For those of us who haven’t cut the cord, when you turn on your TV, I guarantee you’re going to see the Kansas City Chiefs.
You’ll see them on ESPN, of course, or NFL Network and every sports channel known to man. You’ll see them on morning shows and sprinkled into entertainment gossip, as Taylor Swift’s flame of the season advances to play another Sunday.
You’ll also see Patrick Mahomes hawking insurance and cellular plans, and Travis Kelce selling TV packages, and Andy Reid shilling for candy bars.
Imagine being Roquan Smith, Kyle Hamilton or Justin Madubuike this week — seeing the Chiefs every time they flip a channel or unlock their phones. Everywhere you look, it’s the Kansas City stars, smiling with the satisfaction that accompanies high-level success.
By Sunday afternoon when they’ll host the AFC championship, the Ravens will be aching to smack those smiles off the Chiefs’ faces.
From the relentless media saturation of the Chiefs and their players, you’d think there was only one team in the NFL. And, in the 2020s, sometimes it feels as if there is. The Chiefs are not only marketable, they’re damn good — playing in three of the last four Super Bowls and winning two of them.
Mahomes is the most successful young quarterback since Tom Brady; Kelce is one of the best tight ends ever; Reid, John Harbaugh’s own mentor, is one of the winningest coaches ever. The Kansas City brand has never been stronger, gleaming with all the subtlety of a neon sign on a moonless night.
You gotta beat the best to be the best.

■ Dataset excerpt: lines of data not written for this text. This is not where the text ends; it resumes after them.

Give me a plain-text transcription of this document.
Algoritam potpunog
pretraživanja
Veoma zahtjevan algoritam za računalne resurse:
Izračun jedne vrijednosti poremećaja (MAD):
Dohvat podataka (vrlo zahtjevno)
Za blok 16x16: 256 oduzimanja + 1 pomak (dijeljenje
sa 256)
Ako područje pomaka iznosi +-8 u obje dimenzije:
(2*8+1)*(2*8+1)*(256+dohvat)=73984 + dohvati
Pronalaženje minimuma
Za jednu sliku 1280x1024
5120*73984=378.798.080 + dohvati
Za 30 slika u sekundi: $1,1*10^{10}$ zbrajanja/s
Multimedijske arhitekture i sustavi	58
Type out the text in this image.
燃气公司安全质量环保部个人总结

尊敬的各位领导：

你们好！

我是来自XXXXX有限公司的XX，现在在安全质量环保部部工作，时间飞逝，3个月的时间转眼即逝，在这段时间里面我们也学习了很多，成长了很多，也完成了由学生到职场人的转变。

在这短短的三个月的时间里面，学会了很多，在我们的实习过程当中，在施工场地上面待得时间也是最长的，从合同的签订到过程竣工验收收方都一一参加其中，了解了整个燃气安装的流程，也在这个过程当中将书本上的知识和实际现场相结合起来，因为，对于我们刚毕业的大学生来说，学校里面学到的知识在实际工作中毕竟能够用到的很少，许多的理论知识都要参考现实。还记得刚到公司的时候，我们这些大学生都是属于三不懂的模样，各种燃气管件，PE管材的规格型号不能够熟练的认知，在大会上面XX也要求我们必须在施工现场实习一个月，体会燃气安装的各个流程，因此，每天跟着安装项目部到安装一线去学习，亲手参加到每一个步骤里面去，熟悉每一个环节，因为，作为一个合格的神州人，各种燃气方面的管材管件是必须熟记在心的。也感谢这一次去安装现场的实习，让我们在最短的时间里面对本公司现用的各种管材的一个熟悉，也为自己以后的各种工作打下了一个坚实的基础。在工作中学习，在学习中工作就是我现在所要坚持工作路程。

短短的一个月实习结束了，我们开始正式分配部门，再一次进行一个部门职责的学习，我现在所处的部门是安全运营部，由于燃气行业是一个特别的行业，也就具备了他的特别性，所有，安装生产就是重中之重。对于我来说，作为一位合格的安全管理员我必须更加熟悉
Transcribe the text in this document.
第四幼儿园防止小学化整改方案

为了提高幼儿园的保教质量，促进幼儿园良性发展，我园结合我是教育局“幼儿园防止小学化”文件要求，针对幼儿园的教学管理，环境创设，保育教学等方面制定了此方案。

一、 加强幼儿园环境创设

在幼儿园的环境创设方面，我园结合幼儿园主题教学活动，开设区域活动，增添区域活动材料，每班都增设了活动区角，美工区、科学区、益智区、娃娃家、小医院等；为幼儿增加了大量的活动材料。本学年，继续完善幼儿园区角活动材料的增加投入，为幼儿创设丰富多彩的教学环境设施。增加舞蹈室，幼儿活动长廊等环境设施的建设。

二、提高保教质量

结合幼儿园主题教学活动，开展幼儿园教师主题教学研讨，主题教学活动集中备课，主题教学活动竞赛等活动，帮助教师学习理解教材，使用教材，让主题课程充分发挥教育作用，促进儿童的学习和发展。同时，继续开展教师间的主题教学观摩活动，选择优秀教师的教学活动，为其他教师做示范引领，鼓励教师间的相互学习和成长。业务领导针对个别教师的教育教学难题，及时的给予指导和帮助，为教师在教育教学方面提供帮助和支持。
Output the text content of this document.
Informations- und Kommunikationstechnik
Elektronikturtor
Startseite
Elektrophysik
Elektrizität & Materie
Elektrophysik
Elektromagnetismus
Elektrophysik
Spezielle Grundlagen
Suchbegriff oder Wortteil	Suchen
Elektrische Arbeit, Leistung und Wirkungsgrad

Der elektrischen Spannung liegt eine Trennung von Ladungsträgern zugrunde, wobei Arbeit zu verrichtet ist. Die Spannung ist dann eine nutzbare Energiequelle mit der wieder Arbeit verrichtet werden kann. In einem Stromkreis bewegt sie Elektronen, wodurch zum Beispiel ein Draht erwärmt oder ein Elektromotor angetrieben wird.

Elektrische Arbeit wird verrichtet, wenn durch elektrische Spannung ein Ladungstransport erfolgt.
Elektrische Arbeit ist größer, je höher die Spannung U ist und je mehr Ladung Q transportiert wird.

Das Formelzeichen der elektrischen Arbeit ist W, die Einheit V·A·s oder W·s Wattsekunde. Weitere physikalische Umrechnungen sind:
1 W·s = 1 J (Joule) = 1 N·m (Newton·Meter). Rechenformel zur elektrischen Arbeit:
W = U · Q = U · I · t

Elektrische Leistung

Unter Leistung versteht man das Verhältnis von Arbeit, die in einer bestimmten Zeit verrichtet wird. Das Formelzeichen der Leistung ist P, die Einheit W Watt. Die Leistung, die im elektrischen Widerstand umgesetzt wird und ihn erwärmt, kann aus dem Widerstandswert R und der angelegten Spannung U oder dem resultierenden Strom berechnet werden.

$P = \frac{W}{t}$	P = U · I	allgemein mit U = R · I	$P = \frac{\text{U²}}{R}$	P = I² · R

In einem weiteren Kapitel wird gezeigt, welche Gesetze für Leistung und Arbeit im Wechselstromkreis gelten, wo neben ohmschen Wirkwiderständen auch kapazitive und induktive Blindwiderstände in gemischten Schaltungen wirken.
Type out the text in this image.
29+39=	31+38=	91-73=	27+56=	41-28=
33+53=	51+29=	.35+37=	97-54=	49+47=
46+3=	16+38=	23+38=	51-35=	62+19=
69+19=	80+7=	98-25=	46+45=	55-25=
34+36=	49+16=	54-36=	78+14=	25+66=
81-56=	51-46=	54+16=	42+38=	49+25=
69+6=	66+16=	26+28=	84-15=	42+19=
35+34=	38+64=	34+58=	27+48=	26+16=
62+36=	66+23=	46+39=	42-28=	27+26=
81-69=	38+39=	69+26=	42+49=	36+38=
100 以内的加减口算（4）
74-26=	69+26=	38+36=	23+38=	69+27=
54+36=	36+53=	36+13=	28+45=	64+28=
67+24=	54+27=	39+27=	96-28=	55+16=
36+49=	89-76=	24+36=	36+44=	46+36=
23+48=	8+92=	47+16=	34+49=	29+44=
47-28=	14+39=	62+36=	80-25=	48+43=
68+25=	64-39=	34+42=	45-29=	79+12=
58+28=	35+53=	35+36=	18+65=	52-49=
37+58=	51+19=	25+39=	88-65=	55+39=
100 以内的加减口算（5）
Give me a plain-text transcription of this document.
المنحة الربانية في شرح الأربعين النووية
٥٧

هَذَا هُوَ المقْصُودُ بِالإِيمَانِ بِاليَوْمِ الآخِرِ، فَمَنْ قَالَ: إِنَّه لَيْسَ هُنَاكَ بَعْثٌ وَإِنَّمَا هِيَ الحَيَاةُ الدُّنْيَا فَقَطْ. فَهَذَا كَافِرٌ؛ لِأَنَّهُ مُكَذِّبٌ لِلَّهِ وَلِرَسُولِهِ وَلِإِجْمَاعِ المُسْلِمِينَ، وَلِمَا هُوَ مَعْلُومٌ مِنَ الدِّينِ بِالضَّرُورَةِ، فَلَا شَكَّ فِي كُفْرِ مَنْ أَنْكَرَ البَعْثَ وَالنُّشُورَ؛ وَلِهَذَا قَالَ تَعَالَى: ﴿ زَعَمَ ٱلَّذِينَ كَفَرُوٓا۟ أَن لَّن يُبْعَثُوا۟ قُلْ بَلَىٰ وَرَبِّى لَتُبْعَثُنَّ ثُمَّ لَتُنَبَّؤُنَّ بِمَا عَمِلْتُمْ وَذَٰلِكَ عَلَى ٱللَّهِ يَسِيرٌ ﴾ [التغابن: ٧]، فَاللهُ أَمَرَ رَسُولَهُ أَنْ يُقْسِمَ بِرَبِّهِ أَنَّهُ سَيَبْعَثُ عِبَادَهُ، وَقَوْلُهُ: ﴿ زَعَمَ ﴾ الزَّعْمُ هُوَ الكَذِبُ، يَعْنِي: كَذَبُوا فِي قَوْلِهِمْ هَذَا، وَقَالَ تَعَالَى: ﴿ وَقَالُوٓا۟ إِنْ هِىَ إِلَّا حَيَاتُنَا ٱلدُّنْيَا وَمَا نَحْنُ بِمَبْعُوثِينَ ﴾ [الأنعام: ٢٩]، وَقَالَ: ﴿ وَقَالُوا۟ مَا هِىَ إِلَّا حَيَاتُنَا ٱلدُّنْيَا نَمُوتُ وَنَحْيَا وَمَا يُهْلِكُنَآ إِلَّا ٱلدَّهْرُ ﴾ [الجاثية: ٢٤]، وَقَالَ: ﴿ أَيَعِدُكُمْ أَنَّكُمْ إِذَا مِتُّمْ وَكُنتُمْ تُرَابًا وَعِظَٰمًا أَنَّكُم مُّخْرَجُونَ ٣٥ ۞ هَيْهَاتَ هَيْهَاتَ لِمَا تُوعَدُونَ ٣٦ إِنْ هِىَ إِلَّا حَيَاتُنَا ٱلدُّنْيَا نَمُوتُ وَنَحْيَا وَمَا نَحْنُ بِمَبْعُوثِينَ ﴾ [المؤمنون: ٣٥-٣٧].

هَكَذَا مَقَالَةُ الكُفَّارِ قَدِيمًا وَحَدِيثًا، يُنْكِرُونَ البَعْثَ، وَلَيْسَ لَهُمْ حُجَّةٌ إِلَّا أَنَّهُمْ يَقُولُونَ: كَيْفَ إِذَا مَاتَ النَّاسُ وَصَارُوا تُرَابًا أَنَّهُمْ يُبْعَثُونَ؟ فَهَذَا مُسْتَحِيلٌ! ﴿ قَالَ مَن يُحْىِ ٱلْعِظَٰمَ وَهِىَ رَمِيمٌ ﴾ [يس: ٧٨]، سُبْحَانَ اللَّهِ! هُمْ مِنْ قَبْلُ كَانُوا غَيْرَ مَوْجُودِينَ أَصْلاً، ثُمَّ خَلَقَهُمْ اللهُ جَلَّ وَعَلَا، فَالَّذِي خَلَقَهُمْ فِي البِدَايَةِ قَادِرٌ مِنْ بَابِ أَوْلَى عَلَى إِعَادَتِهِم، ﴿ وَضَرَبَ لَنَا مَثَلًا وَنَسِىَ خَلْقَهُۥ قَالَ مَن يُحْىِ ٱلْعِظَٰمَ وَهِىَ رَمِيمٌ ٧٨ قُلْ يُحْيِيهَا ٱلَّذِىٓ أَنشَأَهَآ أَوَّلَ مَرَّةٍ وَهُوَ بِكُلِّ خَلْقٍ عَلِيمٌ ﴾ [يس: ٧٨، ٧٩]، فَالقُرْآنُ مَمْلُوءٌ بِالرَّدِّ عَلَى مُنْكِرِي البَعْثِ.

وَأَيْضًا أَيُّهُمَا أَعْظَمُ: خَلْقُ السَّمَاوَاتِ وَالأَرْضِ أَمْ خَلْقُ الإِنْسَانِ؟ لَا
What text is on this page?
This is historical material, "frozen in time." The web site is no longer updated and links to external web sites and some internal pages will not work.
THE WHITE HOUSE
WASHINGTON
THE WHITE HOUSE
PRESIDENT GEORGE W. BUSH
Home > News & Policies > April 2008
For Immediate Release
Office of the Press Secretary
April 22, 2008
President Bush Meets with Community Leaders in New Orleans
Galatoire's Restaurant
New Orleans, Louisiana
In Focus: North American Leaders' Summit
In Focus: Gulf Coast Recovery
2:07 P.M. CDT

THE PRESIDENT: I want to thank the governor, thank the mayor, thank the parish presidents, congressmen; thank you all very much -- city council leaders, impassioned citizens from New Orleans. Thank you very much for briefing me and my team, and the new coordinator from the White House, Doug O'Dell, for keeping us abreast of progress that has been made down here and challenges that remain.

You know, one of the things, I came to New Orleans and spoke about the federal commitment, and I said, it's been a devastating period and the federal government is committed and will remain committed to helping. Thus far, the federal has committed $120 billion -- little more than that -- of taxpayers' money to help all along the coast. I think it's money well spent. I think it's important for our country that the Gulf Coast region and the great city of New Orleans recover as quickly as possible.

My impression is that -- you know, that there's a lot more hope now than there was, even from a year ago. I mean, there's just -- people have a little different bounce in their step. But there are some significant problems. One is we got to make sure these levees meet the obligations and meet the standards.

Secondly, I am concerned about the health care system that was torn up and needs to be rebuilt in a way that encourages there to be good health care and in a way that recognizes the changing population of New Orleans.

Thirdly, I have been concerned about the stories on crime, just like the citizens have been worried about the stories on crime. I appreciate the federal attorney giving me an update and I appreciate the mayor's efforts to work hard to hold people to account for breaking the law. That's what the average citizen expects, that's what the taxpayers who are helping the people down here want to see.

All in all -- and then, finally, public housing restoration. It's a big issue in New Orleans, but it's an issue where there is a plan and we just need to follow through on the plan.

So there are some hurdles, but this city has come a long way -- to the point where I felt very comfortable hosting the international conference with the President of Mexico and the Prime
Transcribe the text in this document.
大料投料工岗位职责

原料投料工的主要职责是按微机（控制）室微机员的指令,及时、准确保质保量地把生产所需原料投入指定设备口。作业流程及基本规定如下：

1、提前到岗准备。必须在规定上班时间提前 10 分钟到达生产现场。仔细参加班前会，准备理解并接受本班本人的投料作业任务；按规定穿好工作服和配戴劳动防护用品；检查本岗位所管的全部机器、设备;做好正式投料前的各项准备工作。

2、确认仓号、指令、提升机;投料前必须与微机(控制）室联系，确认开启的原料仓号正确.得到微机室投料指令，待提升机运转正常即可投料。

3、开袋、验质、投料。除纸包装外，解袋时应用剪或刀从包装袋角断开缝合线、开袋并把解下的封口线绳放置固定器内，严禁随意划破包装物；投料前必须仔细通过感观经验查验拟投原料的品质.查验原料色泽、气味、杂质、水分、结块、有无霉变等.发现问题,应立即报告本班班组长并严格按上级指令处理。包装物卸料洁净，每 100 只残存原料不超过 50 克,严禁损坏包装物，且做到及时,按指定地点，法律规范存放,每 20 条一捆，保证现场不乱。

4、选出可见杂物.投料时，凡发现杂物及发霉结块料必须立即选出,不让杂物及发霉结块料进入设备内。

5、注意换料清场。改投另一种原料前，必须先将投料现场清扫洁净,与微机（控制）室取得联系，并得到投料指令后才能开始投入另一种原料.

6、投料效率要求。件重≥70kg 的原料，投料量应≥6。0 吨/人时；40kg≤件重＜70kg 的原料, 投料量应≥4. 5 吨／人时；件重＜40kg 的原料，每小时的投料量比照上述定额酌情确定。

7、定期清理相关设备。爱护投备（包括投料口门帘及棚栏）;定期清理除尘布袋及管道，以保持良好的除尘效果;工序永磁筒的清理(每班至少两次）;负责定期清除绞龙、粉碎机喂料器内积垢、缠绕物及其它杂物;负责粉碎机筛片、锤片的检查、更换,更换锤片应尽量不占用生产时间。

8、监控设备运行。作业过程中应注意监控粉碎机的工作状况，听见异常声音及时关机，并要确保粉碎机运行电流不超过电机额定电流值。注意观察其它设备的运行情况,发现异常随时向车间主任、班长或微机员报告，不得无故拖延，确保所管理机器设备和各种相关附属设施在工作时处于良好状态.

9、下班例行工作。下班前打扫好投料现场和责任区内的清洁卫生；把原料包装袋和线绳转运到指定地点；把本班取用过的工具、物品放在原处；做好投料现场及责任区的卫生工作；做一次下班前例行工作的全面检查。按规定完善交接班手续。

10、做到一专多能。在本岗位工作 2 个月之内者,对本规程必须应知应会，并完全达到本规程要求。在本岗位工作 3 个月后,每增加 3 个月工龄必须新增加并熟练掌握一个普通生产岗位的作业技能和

And Baltimore should relish the opportunity to stamp out the defending Super Bowl champions, ending any doubt that it is the AFC’s best team — and probably the best team in the NFL.
No, you’re not going to find me writing a screed about how the NFL is for Real Football Fans and that Swifties don’t qualify. Fan gatekeeping for sports teams is one of life’s most joyless causes. We may all be bracing for the media storm that accompanies the world’s biggest pop star everywhere she goes (wearing a custom coat designed by a Towson University alum, by the way!), but that’s not something the Ravens should be worried about.
The only motivation they need is the desire to upend the throne — and take the crown for themselves.
The NFL loves dynasties, from the ’60s Packers to the ’70s Steelers to the ’80s 49ers to the ’90s Cowboys (for some reason, a 30-year drought hasn’t yet sapped them of the “America’s Team” label). It’s no coincidence that, as Brady and the Patriots won a boatload of championships, the league’s popularity surged.
The Lombardi Trophy is the pinnacle of the sport, but for teams that compete for it year after year, it is a high note in the operatic saga that defines the NFL through the seasons: Who is the best? How long will he stay on top? Who will succeed him?
Mahomes is in charge of the league’s narrative. You can see the league has jumped upon his playoff battles against Buffalo’s Josh Allen as the new quarterback duel of the generation, taking the place of Brady versus Peyton Manning. On Sunday night, broadcasters Jim Nantz and Tony Romo were positively giddy watching the Chiefs’ 27-24 win over the Bills, saying it was “living up to the billing” even well before the expected offensive fireworks had begun.
Lamar Jackson deserves a greater share of the spotlight. When he’s healthy he’s a winner, but he also boasts spectacular style, on his way to winning a second MVP. He may not have had a host of memorable duels this season, but that’s mostly because, as Jackson has shined, the Ravens’ defense has bottled up elite opponents — leading to the kind of blowout that Baltimore enjoyed Saturday against the Texans.
The lack of playoff success is keeping Jackson from this elite tier. He has just two wins. Meanwhile, Mahomes has 13, including two rings that put him higher on the ultimate measuring stick. This also matters examining coaching legacies. Even though Harbaugh beat Reid to his first ring, Reid has won two Super Bowls while Harbaugh is playing for his second berth in the NFL’s biggest game.
Jackson and Harbaugh may have the most on the line from a legacy perspective, but it feels like the difference is, again, Baltimore’s elite defense. The one that led the NFL in sacks, takeaways and points allowed, setting a modern NFL mark of excellence. There are only three other teams left in the playoffs, and the Ravens have already torched the other two in the regular season.
Keeping sensational Houston rookie QB C.J. Stroud and NFL head coaching candidate Bobby Slowik from even crossing into the red zone was a hell of a warmup for a Kansas City team that perennially wins big games in January.
I bet the Ravens’ defense is thrilled with the matchup. I bet those players wanted this Chiefs team that we’ve been saturated with all season. I think of Smith, with his black cowboy hat cocked over his head and a gleaming, white smile.
“We know who we are, deep down, each and every guy in this locker room,” he said. “All we have to do is go out and play to the best of our abilities. And, if we do that, nobody can touch us.”
That’s this year’s Ravens. They already see themselves on top. Now, they get a chance to let the rest of the world see, too — and let’s face it, the narrative could use some spicing up.